Bu şahane öykünün tek sorunu, tamamen uydurma olması. Çünkü, 1490’lı yıllarda, dünyanın tepsi gibi düz olduğuna inanan aklı başında kimse zaten yoktu. Herkes dünyanın yuvarlak olduğunu biliyordu.
Kolomb’tan daha 2000 yıl önce, Milattan Önce 6’ncı yüzyılda Pisagor, sonraki yüzyıllarda Aristo, Öklit, Batlamyus, El Biruni, Nasreddin Tusi ve diğer birçok bilimci, düşünür, doğa gözlemcisi dünyanın yuvarlak olduğunu zaten kaydetmiş, değişik şekillerde ispatlamıştı.
Peki dünyanın düz olduğu iddiası Orta Çağ’a ait değilse hangi çağa ait?
Modern çağa ait bir iddia bu. İlk kez 19’ncu yüzyılda ortaya çıktı. Yani, ironik olarak, yeni olan iddia, dünyanın yuvarlak olduğu değil, düz olduğu…
Tarihçi Jeffrey Burton Russell, geriye dönük olarak kayıtları taradığında, 1830’lardan önceki yıllarda dünyanın düz olduğuna inanıldığını düşünen insanlar olduğuna dair hiçbir kayıt bulamadığını aktarıyor.

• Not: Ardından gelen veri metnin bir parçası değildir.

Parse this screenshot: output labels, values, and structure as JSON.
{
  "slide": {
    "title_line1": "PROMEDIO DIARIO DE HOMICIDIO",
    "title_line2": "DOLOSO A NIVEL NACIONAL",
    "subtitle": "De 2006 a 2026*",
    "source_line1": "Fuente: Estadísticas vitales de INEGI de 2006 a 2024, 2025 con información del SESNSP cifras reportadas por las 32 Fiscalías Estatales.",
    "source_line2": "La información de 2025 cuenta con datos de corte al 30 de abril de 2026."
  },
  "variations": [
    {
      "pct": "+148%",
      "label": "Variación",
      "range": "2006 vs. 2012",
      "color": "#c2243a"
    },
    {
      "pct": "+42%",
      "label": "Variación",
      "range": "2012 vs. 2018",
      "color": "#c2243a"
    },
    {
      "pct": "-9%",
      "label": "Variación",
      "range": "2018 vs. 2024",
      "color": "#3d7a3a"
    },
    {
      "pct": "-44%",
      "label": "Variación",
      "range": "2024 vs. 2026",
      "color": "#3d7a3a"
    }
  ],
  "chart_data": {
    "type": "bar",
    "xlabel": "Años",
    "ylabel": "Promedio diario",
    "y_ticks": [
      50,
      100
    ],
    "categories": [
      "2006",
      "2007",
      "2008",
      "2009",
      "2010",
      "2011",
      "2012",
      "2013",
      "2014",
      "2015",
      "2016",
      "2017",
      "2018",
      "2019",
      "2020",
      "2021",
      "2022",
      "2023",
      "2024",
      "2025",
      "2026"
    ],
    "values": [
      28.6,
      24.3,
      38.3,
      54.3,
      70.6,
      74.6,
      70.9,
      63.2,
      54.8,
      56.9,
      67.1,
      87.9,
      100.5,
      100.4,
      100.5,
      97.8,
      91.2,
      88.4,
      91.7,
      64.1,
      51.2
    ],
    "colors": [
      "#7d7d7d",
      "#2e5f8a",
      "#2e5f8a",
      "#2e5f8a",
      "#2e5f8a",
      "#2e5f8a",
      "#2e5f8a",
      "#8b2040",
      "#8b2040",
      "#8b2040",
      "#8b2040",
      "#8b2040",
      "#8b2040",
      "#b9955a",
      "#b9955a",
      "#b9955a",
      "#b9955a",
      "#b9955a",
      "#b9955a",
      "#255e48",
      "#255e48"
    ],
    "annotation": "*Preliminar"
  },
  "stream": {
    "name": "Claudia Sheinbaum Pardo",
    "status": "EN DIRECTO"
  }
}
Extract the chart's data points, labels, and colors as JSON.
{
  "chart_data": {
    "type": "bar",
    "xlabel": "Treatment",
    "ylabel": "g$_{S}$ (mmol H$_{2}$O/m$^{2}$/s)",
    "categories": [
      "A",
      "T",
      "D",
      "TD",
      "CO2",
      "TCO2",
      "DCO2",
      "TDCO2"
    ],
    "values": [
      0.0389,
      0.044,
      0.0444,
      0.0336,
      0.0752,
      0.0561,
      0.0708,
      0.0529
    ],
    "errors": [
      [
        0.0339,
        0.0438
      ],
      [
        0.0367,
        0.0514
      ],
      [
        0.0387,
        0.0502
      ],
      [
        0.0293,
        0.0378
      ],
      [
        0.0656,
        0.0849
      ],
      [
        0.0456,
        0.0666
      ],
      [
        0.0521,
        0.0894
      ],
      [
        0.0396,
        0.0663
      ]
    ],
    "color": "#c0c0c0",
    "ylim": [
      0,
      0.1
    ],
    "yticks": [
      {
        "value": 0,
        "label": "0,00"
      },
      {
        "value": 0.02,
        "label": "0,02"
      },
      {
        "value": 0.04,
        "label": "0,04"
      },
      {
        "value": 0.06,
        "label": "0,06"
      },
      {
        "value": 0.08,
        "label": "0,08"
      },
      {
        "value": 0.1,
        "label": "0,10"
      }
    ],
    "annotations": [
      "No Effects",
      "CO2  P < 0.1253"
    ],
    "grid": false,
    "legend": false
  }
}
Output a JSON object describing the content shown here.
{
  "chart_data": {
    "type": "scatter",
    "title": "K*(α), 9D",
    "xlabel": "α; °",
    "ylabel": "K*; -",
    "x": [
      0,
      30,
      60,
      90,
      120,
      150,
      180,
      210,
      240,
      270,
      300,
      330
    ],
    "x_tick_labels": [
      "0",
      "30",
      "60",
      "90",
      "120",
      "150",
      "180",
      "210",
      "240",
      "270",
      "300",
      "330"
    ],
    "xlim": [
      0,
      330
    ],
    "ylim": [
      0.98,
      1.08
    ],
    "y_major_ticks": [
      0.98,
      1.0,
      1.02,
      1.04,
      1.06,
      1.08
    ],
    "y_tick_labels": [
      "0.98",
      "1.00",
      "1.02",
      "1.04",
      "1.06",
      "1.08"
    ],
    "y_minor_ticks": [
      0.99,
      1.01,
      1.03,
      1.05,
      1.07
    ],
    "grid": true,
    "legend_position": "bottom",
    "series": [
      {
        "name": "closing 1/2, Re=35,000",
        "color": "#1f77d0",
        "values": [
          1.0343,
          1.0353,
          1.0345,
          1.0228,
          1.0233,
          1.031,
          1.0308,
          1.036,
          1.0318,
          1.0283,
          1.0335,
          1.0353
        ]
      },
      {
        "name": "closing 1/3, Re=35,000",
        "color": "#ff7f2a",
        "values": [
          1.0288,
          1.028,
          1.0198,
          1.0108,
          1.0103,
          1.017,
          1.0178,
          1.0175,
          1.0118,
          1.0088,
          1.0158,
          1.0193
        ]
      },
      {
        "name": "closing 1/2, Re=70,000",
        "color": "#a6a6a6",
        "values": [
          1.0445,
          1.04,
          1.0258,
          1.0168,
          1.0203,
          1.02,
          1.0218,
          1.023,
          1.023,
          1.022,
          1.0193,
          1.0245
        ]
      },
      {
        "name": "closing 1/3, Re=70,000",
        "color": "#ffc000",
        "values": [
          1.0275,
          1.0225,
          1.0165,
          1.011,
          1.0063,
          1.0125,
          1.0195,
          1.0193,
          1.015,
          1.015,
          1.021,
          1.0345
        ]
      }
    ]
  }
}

Onun bulgularına göre ‘Orta Çağ’da dünyanın düz olduğuna inanıyorlardı’ iddiasını ilk ortaya atan kişi, Fransa’da kilise ile keskin bir savaşa girmiş Antoine-Jean Letronne’dı. 1834 yılında yazdığı ‘’Kilise Kurucularının Kozmografik İddiaları’’ kitabında dini önderlerin ve onların Orta Çağ’daki akıl hocalarının ‘dünyanın düz olduğuna inandıkları’ iddiasını ortaya attı. Elbette ki amacı o günlerde keskin şekilde tartıştığı bu sosyal kesimin sadece o gün değil, tarih boyunca akla, bilime ve ilerlemeye karşı oldukları iddiasını desteklemekti. Aynı iddiayı Amerika’da ünlendiren ise gerçek tarihi olaymış gibi menkıbe uydurmakla bilinen ünlü edebiyatçı Washington Irwing’ti. Dünyanın yuvarlak olduğunu iddia ettiği için ‘Salamanca Engizisyon Konseyi’nin önünde sorguya çekilen Kolomb’ imajı, Irwing’in zengin hayal gücünün eseri. Demreli Aziz Nikolas’tan, pipo içen, şöminelerden evlere giren beyaz sakallı tombul Noel Baba’yı çıkaran da Irwing’ti.
Peki ‘Orta Çağ’da dünyanın düz olduğuna inanıyorlardı’ iddiası hiçbir somut belgeye dayanmadığı halde, hem de gerçeğe karşı daha duyarlı olduklarını düşünen insanlar arasında niye bu kadar kolayca tuttu?
Çünkü, gittikçe keskinleşen din – bilim tartışmalarında, peşin yargıyı pekiştiren yani ‘çok doğru görünen’ bir hikâyeydi. O kadar doğru görünüyordu ki kimse sorgulama gereği duymuyordu bile.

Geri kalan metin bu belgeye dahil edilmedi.